We piled onto the train to Nara, the first Imperial city and one I'd never heard of before researching for this trip. When we arrived, we were greeted by the city's mascot, adopted for the 1300th anniversary of the city's founding as an Imperial center, a cartoon Buddha with antlers sticking out of his head. Nara, it turns out, is home to the world's largest wooden building, a temple to Buddha, and the sacred deer which surround it.
By fortune, we managed to just miss the annual deer mutilation festival, where the priests chase down the deer, hold them down, and cut off their antlers. Still, as we walked in the park approaching the temple, the fawns wandered along the pathways (the deer have free reign), trying to get tourists to feed them the cookies that vendors sell for that very purpose. The older deer, with their shorn nubs, tend to be more skittish, though they can be coaxed to come over for a cookie before scooting off to a distance. The deer make a sound when begging for a cookie that I can only liken to a baby's wail crossed with a dog's bark. It's not upsetting so much as damn weird to hear that erupting from all directions and distances.

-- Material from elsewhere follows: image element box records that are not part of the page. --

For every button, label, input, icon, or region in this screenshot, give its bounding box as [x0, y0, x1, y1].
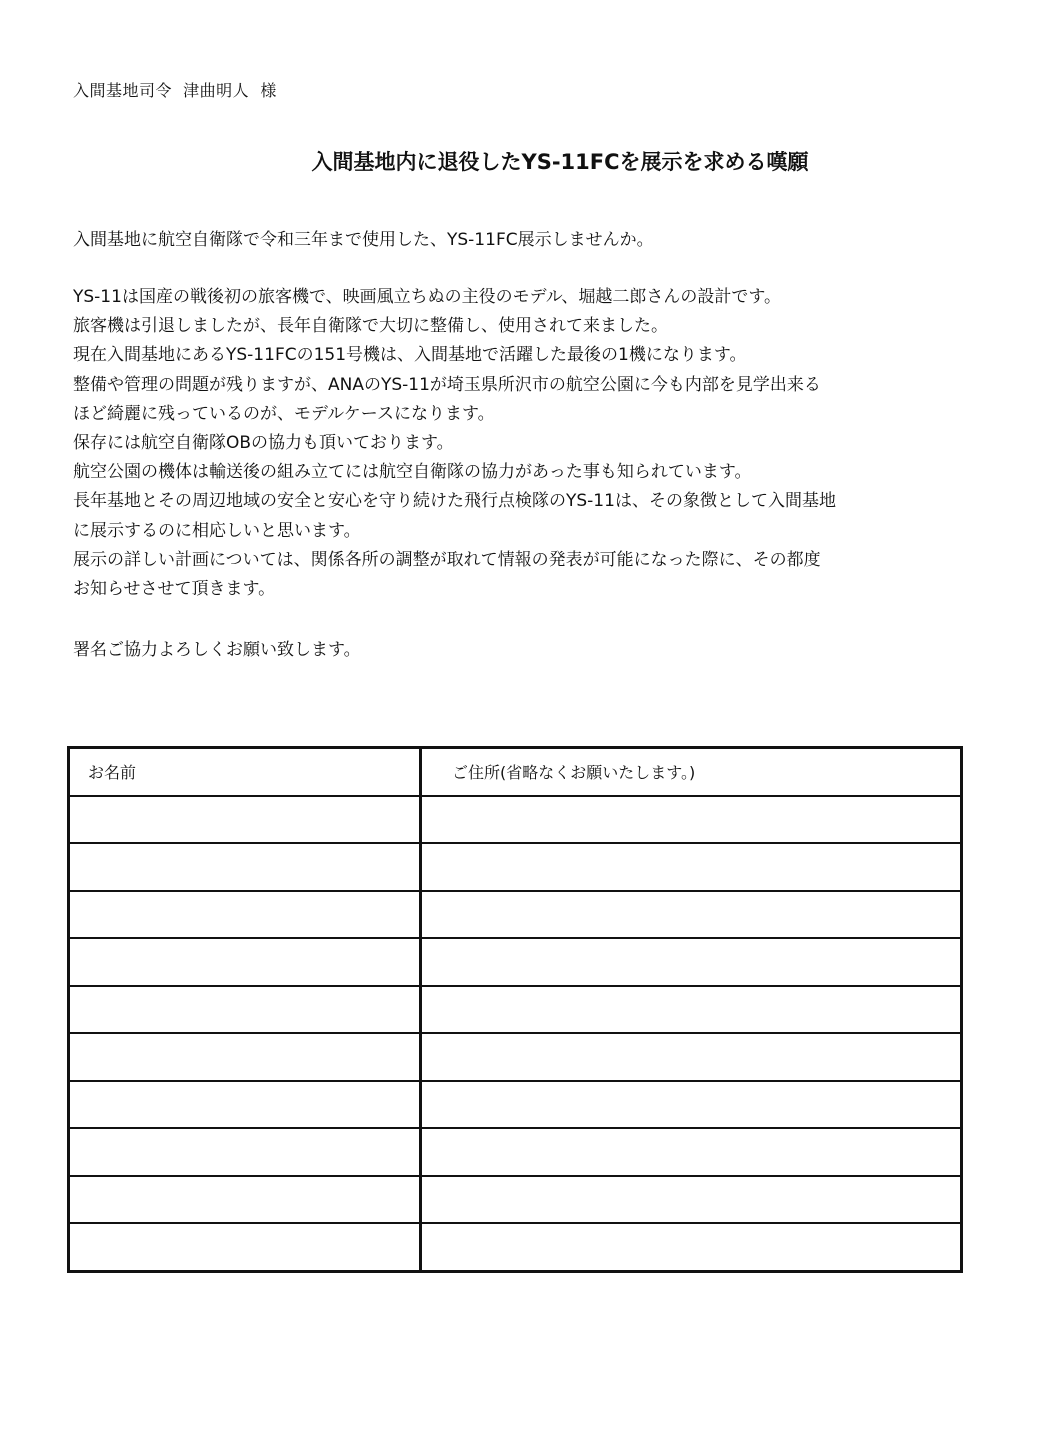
- body-line: 展示の詳しい計画については、関係各所の調整が取れて情報の発表が可能になった際に、その都度: [73, 549, 821, 570]
- table-row: [69, 1176, 962, 1224]
- address-cell[interactable]: [421, 1081, 962, 1129]
- name-cell[interactable]: [69, 1176, 421, 1224]
- address-cell[interactable]: [421, 1176, 962, 1224]
- address-cell[interactable]: [421, 1223, 962, 1271]
- table-row: [69, 1081, 962, 1129]
- page-title: 入間基地内に退役したYS-11FCを展示を求める嘆願: [311, 150, 809, 174]
- name-cell[interactable]: [69, 938, 421, 986]
- column-header-address: ご住所(省略なくお願いたします。): [421, 748, 962, 796]
- body-line: お知らせさせて頂きます。: [73, 579, 276, 600]
- body-line: 保存には航空自衛隊OBの協力も頂いております。: [73, 433, 454, 454]
- signature-table: [67, 746, 963, 1273]
- table-row: [69, 891, 962, 939]
- table-row: [69, 1033, 962, 1081]
- body-line: ほど綺麗に残っているのが、モデルケースになります。: [73, 403, 495, 424]
- address-cell[interactable]: [421, 843, 962, 891]
- name-cell[interactable]: [69, 986, 421, 1034]
- table-row: [69, 1128, 962, 1176]
- name-cell[interactable]: [69, 1223, 421, 1271]
- address-cell[interactable]: [421, 891, 962, 939]
- table-row: [69, 796, 962, 844]
- closing-line: 署名ご協力よろしくお願い致します。: [73, 640, 361, 660]
- body-line: 整備や管理の問題が残りますが、ANAのYS-11が埼玉県所沢市の航空公園に今も内部を見学出来る: [73, 374, 821, 395]
- address-cell[interactable]: [421, 986, 962, 1034]
- intro-paragraph: 入間基地に航空自衛隊で令和三年まで使用した、YS-11FC展示しませんか。: [73, 230, 654, 250]
- table-row: [69, 1223, 962, 1271]
- name-cell[interactable]: [69, 891, 421, 939]
- name-cell[interactable]: [69, 843, 421, 891]
- name-cell[interactable]: [69, 1081, 421, 1129]
- address-cell[interactable]: [421, 1128, 962, 1176]
- column-header-name: お名前: [69, 748, 421, 796]
- body-paragraph: [73, 283, 973, 604]
- name-cell[interactable]: [69, 796, 421, 844]
- body-line: 現在入間基地にあるYS-11FCの151号機は、入間基地で活躍した最後の1機になります。: [73, 345, 747, 366]
- body-line: 旅客機は引退しましたが、長年自衛隊で大切に整備し、使用されて来ました。: [73, 316, 668, 337]
- body-line: 航空公園の機体は輸送後の組み立てには航空自衛隊の協力があった事も知られています。: [73, 462, 752, 483]
- table-row: [69, 843, 962, 891]
- table-row: [69, 986, 962, 1034]
- body-line: に展示するのに相応しいと思います。: [73, 520, 361, 541]
- body-line: YS-11は国産の戦後初の旅客機で、映画風立ちぬの主役のモデル、堀越二郎さんの設計です。: [73, 287, 782, 307]
- name-cell[interactable]: [69, 1033, 421, 1081]
- address-cell[interactable]: [421, 1033, 962, 1081]
- body-line: 長年基地とその周辺地域の安全と安心を守り続けた飛行点検隊のYS-11は、その象徴として入間基地: [73, 491, 836, 512]
- addressee: 入間基地司令 津曲明人 様: [73, 81, 277, 100]
- name-cell[interactable]: [69, 1128, 421, 1176]
- table-header-row: [69, 748, 962, 796]
- address-cell[interactable]: [421, 938, 962, 986]
- address-cell[interactable]: [421, 796, 962, 844]
- table-row: [69, 938, 962, 986]
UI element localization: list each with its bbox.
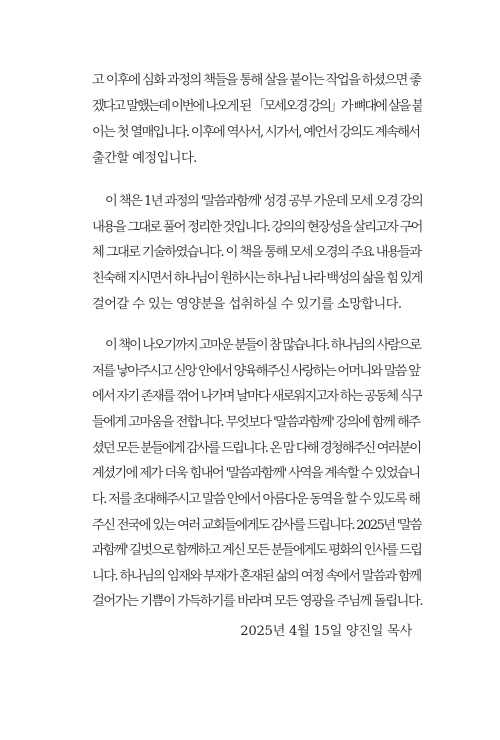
text-line: 저를 낳아주시고 신앙 안에서 양육해주신 사랑하는 어머니와 말씀 앞 — [92, 364, 420, 379]
text-line: 친숙해 지시면서 하나님이 원하시는 하나님 나라 백성의 삶을 힘 있게 — [92, 271, 422, 286]
text-line: 셨던 모든 분들에게 감사를 드립니다. 온 맘 다해 경청해주신 여러분이 — [92, 441, 421, 456]
text-line: 겠다고 말했는데 이번에 나오게 된 「모세오경 강의」가 뼈대에 살을 붙 — [92, 99, 422, 114]
text-line: 들에게 고마움을 전합니다. 무엇보다 '말씀과함께' 강의에 함께 해주 — [92, 415, 420, 430]
text-line: 걸어가는 기쁨이 가득하기를 바라며 모든 영광을 주님께 돌립니다. — [92, 594, 422, 609]
text-line: 출간할 예정입니다. — [92, 151, 197, 166]
text-line: 다. 저를 초대해주시고 말씀 안에서 아름다운 동역을 할 수 있도록 해 — [92, 492, 420, 507]
text-line: 에서 자기 존재를 꺾어 나가며 날마다 새로워지고자 하는 공동체 식구 — [92, 389, 422, 404]
text-line: 이 책이 나오기까지 고마운 분들이 참 많습니다. 하나님의 사람으로 — [105, 338, 421, 353]
text-line: 내용을 그대로 풀어 정리한 것입니다. 강의의 현장성을 살리고자 구어 — [92, 220, 422, 235]
text-line: 이 책은 1년 과정의 '말씀과함께' 성경 공부 가운데 모세 오경 강의 — [105, 194, 422, 209]
text-line: 주신 전국에 있는 여러 교회들에게도 감사를 드립니다. 2025년 '말씀 — [92, 518, 422, 533]
text-line: 고 이후에 심화 과정의 책들을 통해 살을 붙이는 작업을 하셨으면 좋 — [92, 73, 421, 88]
text-line: 니다. 하나님의 임재와 부재가 혼재된 삶의 여정 속에서 말씀과 함께 — [92, 569, 421, 584]
text-line: 걸어갈 수 있는 영양분을 섭취하실 수 있기를 소망합니다. — [92, 297, 402, 312]
text-line: 이는 첫 열매입니다. 이후에 역사서, 시가서, 예언서 강의도 계속해서 — [92, 125, 420, 140]
signature-line: 2025년 4월 15일 양진일 목사 — [240, 624, 412, 639]
text-line: 과함께' 길벗으로 함께하고 계신 모든 분들에게도 평화의 인사를 드립 — [92, 543, 422, 558]
text-line: 체 그대로 기술하였습니다. 이 책을 통해 모세 오경의 주요 내용들과 — [92, 245, 421, 260]
text-line: 계셨기에 제가 더욱 힘내어 '말씀과함께' 사역을 계속할 수 있었습니 — [92, 466, 420, 481]
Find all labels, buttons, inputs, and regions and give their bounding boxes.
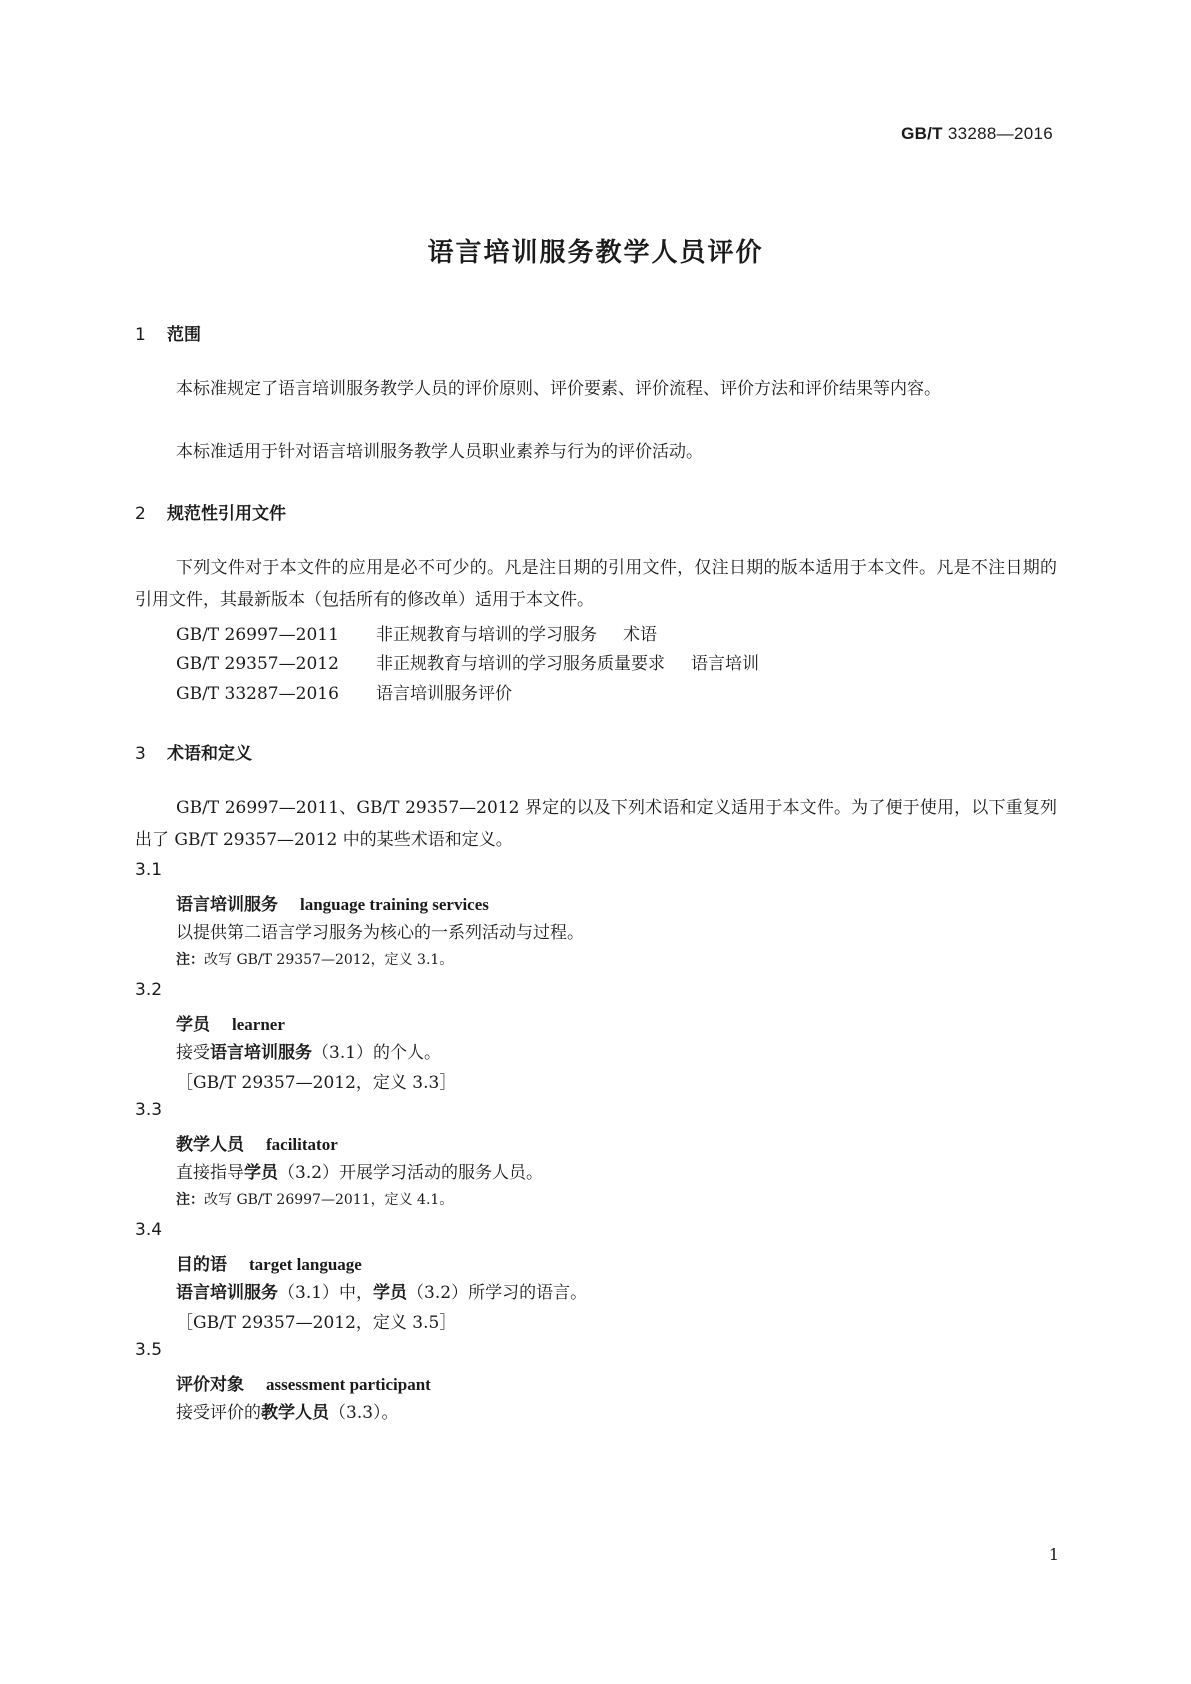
reference-title: 非正规教育与培训的学习服务质量要求 [376, 654, 665, 674]
term-en: facilitator [266, 1135, 338, 1154]
term-heading [176, 1370, 431, 1395]
note-label: 注： [176, 952, 204, 968]
term-note [176, 949, 453, 969]
document-code-prefix: GB/T [901, 124, 943, 143]
term-number: 3.1 [135, 860, 163, 880]
section-3-heading [135, 739, 252, 764]
term-heading [176, 1130, 338, 1155]
reference-suffix: 语言培训 [691, 654, 759, 674]
term-heading [176, 1010, 285, 1035]
section-2-title: 规范性引用文件 [167, 504, 286, 524]
term-en: assessment participant [266, 1375, 431, 1394]
term-definition [176, 1398, 399, 1423]
term-source: ［GB/T 29357—2012，定义 3.5］ [176, 1313, 457, 1333]
section-1-heading [135, 320, 201, 345]
definition-term-reference: 语言培训服务 [210, 1043, 312, 1063]
term-zh: 语言培训服务 [176, 895, 278, 915]
reference-item [176, 620, 657, 645]
section-2-number: 2 [135, 504, 146, 524]
term-source: ［GB/T 29357—2012，定义 3.3］ [176, 1073, 457, 1093]
term-en: language training services [300, 895, 489, 914]
term-zh: 评价对象 [176, 1375, 244, 1395]
reference-title: 语言培训服务评价 [376, 684, 512, 704]
note-text: 改写 GB/T 29357—2012，定义 3.1。 [204, 952, 454, 968]
section-2-heading [135, 499, 286, 524]
definition-text: （3.2）所学习的语言。 [407, 1283, 588, 1303]
document-code-number: 33288—2016 [947, 124, 1053, 143]
term-number: 3.4 [135, 1220, 163, 1240]
term-heading [176, 890, 489, 915]
term-zh: 学员 [176, 1015, 210, 1035]
reference-code: GB/T 29357—2012 [176, 654, 339, 674]
page-title: 语言培训服务教学人员评价 [427, 238, 764, 268]
term-zh: 目的语 [176, 1255, 227, 1275]
section-1-number: 1 [135, 325, 146, 345]
definition-text: （3.2）开展学习活动的服务人员。 [278, 1163, 544, 1183]
section-3-title: 术语和定义 [167, 744, 252, 764]
term-definition: 以提供第二语言学习服务为核心的一系列活动与过程。 [176, 923, 584, 943]
page-number: 1 [1048, 1545, 1059, 1564]
definition-term-reference: 语言培训服务 [176, 1283, 278, 1303]
definition-text: （3.3）。 [329, 1403, 399, 1423]
section-1-paragraph-1: 本标准规定了语言培训服务教学人员的评价原则、评价要素、评价流程、评价方法和评价结果等内容。 [176, 379, 941, 399]
section-3-paragraph-1: GB/T 26997—2011、GB/T 29357—2012 界定的以及下列术语和定义适用于本文件。为了便于使用，以下重复列出了 GB/T 29357—2012 中的某些术语和定义。 [135, 798, 1057, 850]
note-label: 注： [176, 1192, 204, 1208]
term-number: 3.2 [135, 980, 163, 1000]
reference-code: GB/T 33287—2016 [176, 684, 339, 704]
term-note [176, 1189, 453, 1209]
term-definition [176, 1278, 587, 1303]
section-1-paragraph-2: 本标准适用于针对语言培训服务教学人员职业素养与行为的评价活动。 [176, 442, 703, 462]
definition-term-reference: 教学人员 [261, 1403, 329, 1423]
definition-term-reference: 学员 [373, 1283, 408, 1303]
section-1-title: 范围 [167, 325, 201, 345]
section-2-paragraph-1: 下列文件对于本文件的应用是必不可少的。凡是注日期的引用文件，仅注日期的版本适用于本文件。凡是不注日期的引用文件，其最新版本（包括所有的修改单）适用于本文件。 [135, 558, 1057, 610]
document-code [901, 124, 1053, 144]
term-en: learner [232, 1015, 285, 1034]
reference-title: 非正规教育与培训的学习服务 [376, 625, 597, 645]
term-zh: 教学人员 [176, 1135, 244, 1155]
term-heading [176, 1250, 362, 1275]
definition-text: 接受 [176, 1043, 210, 1063]
definition-text: （3.1）中， [278, 1283, 374, 1303]
definition-term-reference: 学员 [244, 1163, 278, 1183]
section-3-number: 3 [135, 744, 146, 764]
term-number: 3.5 [135, 1340, 163, 1360]
reference-item [176, 679, 512, 704]
definition-text: 直接指导 [176, 1163, 244, 1183]
reference-suffix: 术语 [623, 625, 657, 645]
term-definition [176, 1158, 543, 1183]
term-definition [176, 1038, 441, 1063]
definition-text: （3.1）的个人。 [312, 1043, 442, 1063]
reference-item [176, 649, 759, 674]
term-number: 3.3 [135, 1100, 163, 1120]
definition-text: 接受评价的 [176, 1403, 261, 1423]
note-text: 改写 GB/T 26997—2011，定义 4.1。 [204, 1192, 454, 1208]
reference-code: GB/T 26997—2011 [176, 625, 339, 645]
term-en: target language [249, 1255, 362, 1274]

The main temple is the most impressive thing I've seen in Japan so far. There are others more beautiful or ornate, but the sheer immensity of the building is flabbergasting. Inside is is a seated bronze Buddha holding up a hand that's the size of a grown man (which made me ponder and lament the loss of Phidias' Zeus at Olympia...idiot Christians...or the Bamiyan Buddhas...stupid Muslims) and even so it pales to the temple's size. 160' may not sound like a lot, but wow.